Foremost on the benefits front, multi-cloud provides the opportunity to choose the best-suited cloud solution for individual workloads. It also reduces the risk for vendor lock-in and increases leverage over vendors.

Further, multi-cloud also can be an asset in disaster recovery strategies, and makes it easier to deal with compliance with regulations restricting the migration of data across national or regional boundaries.

Now to the challenge, which primarily revolves around the issue of managing multiple vendors: tracking costs and managing billing, different admin interfaces, varying skills needed for different cloud solutions, and integration across cloud solutions.

“While some service providers will develop intercloud features and tools, users must navigate this increasingly complicated cloud space and make it work at the business level,” writes Tom Nolle, president and founder of CIMI Corporation and the firm’s principal consultant/analyst.

Just the process of selecting different vendors for different cloud services can be overwhelming. Fixating on relatively minor variances in pricing between similar service providers can be self-defeating says Nolle: “Integration and management costs can cancel out price differences among providers, and in some cases, these costs could even outweigh the cloud services’ benefits.”

Three approaches to multi-cloud management

One solution is to opt for a cloud broker to gather the data needed to make decisions on which cloud providers to use. But, as Linthicum argues in another article, “using cloud service brokers may cost you more in the long run because you’ll need the in-house expertise for each service that the broker might allocate.”
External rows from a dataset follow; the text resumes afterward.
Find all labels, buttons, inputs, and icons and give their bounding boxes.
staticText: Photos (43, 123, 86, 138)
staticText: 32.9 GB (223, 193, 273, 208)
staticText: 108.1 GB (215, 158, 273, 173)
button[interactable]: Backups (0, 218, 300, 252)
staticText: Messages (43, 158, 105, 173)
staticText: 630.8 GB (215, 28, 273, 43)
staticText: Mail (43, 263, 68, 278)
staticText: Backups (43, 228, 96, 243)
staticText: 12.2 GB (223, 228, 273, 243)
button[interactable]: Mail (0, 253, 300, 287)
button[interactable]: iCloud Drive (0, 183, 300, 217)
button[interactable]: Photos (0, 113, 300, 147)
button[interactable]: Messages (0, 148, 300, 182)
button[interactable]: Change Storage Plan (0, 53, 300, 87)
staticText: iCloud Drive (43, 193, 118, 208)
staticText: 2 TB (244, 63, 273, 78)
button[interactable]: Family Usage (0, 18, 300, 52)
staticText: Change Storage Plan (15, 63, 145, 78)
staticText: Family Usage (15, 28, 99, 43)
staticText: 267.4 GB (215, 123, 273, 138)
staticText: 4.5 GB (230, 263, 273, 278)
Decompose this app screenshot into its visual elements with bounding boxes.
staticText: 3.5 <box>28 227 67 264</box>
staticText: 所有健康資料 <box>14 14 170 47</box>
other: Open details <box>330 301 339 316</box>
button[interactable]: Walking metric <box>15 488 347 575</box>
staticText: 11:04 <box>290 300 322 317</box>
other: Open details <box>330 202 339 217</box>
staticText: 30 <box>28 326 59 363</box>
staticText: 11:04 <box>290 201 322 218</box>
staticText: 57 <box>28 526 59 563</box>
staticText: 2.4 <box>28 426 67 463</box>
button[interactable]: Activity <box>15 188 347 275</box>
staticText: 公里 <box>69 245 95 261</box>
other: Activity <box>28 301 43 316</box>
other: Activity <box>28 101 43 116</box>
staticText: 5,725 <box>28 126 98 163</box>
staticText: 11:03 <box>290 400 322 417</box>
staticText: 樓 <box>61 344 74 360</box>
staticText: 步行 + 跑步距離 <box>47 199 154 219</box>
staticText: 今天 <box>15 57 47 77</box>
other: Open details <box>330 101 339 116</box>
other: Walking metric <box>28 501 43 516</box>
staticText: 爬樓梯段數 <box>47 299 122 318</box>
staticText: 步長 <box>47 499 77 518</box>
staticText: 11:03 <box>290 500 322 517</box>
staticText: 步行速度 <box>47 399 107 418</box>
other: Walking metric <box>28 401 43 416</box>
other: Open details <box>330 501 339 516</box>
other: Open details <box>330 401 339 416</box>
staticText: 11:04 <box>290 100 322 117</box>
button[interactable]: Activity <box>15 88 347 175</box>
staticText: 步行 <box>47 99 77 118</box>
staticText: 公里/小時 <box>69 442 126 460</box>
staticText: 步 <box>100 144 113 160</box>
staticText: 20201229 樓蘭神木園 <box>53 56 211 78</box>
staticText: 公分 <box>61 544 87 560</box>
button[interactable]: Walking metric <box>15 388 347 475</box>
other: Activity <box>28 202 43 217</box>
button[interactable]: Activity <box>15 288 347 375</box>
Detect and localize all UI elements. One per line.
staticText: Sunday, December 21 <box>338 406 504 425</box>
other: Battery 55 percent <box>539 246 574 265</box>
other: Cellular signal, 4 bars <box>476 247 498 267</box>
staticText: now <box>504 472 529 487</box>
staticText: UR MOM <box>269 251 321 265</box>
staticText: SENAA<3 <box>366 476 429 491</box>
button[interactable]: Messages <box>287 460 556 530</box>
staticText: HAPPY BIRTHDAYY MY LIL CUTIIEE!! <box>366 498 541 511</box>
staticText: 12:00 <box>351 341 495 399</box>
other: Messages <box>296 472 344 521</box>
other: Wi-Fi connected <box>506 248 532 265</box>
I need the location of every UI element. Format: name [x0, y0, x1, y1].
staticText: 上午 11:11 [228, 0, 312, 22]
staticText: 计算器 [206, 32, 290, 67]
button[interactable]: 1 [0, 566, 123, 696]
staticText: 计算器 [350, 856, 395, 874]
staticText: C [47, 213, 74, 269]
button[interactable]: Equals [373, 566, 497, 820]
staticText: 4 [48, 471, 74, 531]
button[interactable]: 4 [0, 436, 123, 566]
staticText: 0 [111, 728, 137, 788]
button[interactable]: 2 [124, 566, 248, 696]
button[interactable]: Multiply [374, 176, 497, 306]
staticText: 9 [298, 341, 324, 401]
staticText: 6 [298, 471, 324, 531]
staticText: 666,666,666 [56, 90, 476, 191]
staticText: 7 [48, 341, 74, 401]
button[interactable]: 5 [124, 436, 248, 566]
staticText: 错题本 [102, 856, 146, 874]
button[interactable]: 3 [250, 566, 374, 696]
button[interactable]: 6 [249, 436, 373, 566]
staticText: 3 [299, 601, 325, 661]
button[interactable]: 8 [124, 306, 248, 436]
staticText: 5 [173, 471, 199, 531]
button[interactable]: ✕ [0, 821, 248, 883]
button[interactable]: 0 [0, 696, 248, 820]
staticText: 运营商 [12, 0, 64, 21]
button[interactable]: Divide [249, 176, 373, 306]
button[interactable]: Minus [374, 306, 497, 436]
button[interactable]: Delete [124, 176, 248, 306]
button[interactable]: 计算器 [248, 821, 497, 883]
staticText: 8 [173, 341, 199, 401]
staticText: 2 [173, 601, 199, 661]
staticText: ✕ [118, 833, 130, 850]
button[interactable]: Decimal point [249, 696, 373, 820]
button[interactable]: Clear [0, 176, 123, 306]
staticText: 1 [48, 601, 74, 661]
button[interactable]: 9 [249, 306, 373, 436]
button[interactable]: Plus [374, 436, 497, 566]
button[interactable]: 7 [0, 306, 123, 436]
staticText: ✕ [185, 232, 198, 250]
An alternative is to utilize a cloud management platform (CMP). But, as Gartner observes in a CMP guide, that market is fragmented and rapidly changing.

“Enterprises that are successful in implementing CMPs for [multi-cloud] management and policy enforcement are early technology adopters, with technical expertise, mature processes, and centralized governance, and have been successful in combining CMPs with other tooling (often homegrown),” says Gartner. That is a pretty narrow slice. Plus, Gartner adds, enterprises need to weigh the value gained against being locked-in to the CMP provider.

For many, the third alternative may be most practical: turning the management aspect over to a managed service provider that can administer not only the customers’ computing, storage, networks, and operating systems, but also the complex tools and application stacks that run atop that infrastructure. If multi-cloud is just the means to an end, why invest in tools and skills to run it when you can apply those precious resources more directly to supporting business goals.